The jurisdictions of the host State might control the A1 form
In order to rectify this type of situation and contrary to its previous case law, the Court of Justice of the European Union admitted for the first time that the jurisdictions of the host State might control the A1 form (CJUE, February 6, 2018, case 359/16).
Within this decision, the Court of Justice of the European Union explains that when the institution of the host State of the posted worker has submitted a request of reconsideration and withdrawal of the documents in the light of information gathered as the result of a judicial inquiry, which revealed that these certificates were fraudulently obtained or invoked, and that the issuing institution has failed to take these elements into account, the national Court may, in the context of a procedure against persons suspected of having used posted workers under such certificates, dismiss them if, on the basis of those elements and in accordance with the guarantees of the right to a fair trial, the Court notes the existence of such fraud.

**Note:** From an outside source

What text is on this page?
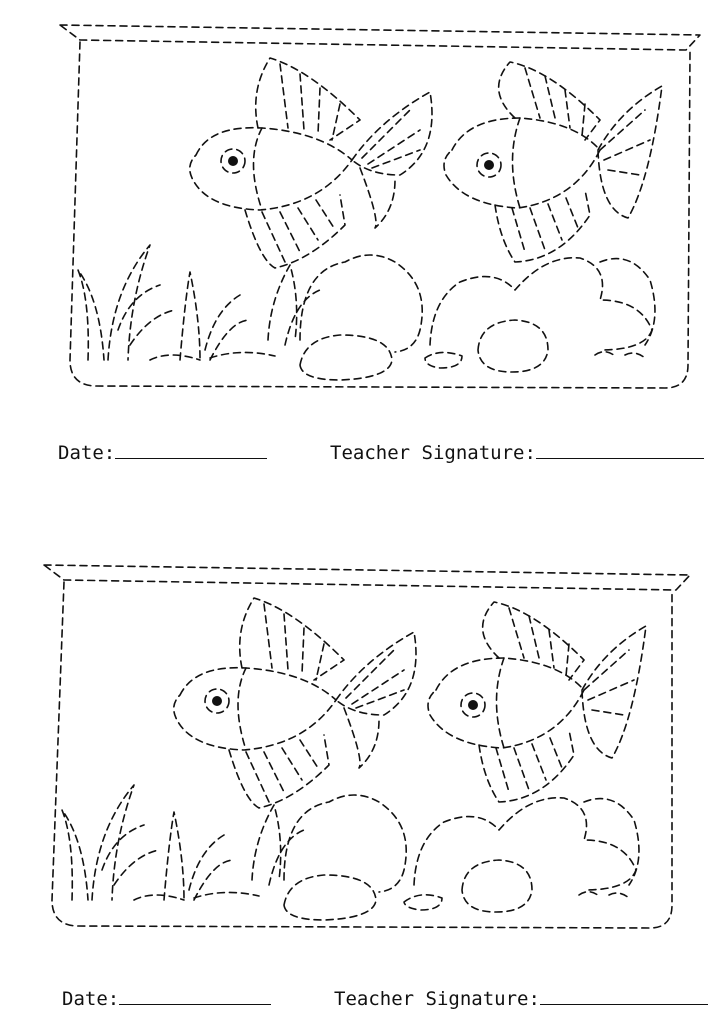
Date:	Teacher Signature:
Date:	Teacher Signature:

But the Court of Justice of the European Union also assorted this principle with multiple precautions:
- The institution of the receiving State must refer to the issuing institution of the form on the basis of concrete evidences that they were obtained fraudulently (which implies the characterization of an intentional element),
- These elements can only be invoked in a judicial procedure if the issuing institution refrains from conducting a review within a reasonable timeframe,
- People who are accused of having used posted workers fraudulently must be able to refute the elements on which this procedure is based, while respecting the guarantees related to the right to a fair trial.
In practice, even if this decision is a first in case-law concerning the A1 form, it might be difficult to apply the judicial procedure of the withdrawal of the forms with all these precautions.
Recently, the French Court of cassation referred to the Court of Justice of the European Union a new question for a preliminary ruling in order to know if the above-mentioned decision also applies to a litigation relating to the offence of undeclared work (Court of cassation, January 10, 2018, n°16-16713).
The worker posted to replace another posted worker is covered by the social security scheme from his workplace
The Court of Justice of the European Union recently specified that a posted worker is covered by the social security scheme from his workplace when he replaces another posted worker, even if both workers have not been seconded by the same employer (Case C-527/16, September 6, 2018).
However, the A1 form attesting the worker’s affiliation to the social security with the initial Member State is binding both the social security institutions and national courts of the hosting State, which are therefore not entitled to rule on the form’s validity or withdraw it (except in case of fraud or abuse of rights, CJUE Feb. 6, 2018, case C-359/16).
This solution applies even when the competent authorities of the two Member States have approached the Administrative commission for the coordination of the social security systems and that it concluded that the certificate has been wrongly issued and that it had to be withdrawn.
In addition, the Court notes that an A1 form may be applied retroactively even though, on the date of issuance of the certificate, the competent institution of the Member State in which the activity is carried out, had already decided that the concerned worker should be subject to the compulsory insurance of this Member State.
A1 is one formality among others, secondments in Europe are getting more and more under the scrutiny of policymakers, especially via the Platform that EU countries would like to set up in order to strengthen the monitoring of secondment’s conditions throughout Europe. In the latest French labour law of September 5, 2018, some short term secondments in specific sectors will enjoy less formalities, but sanctions will be heavier on the other side.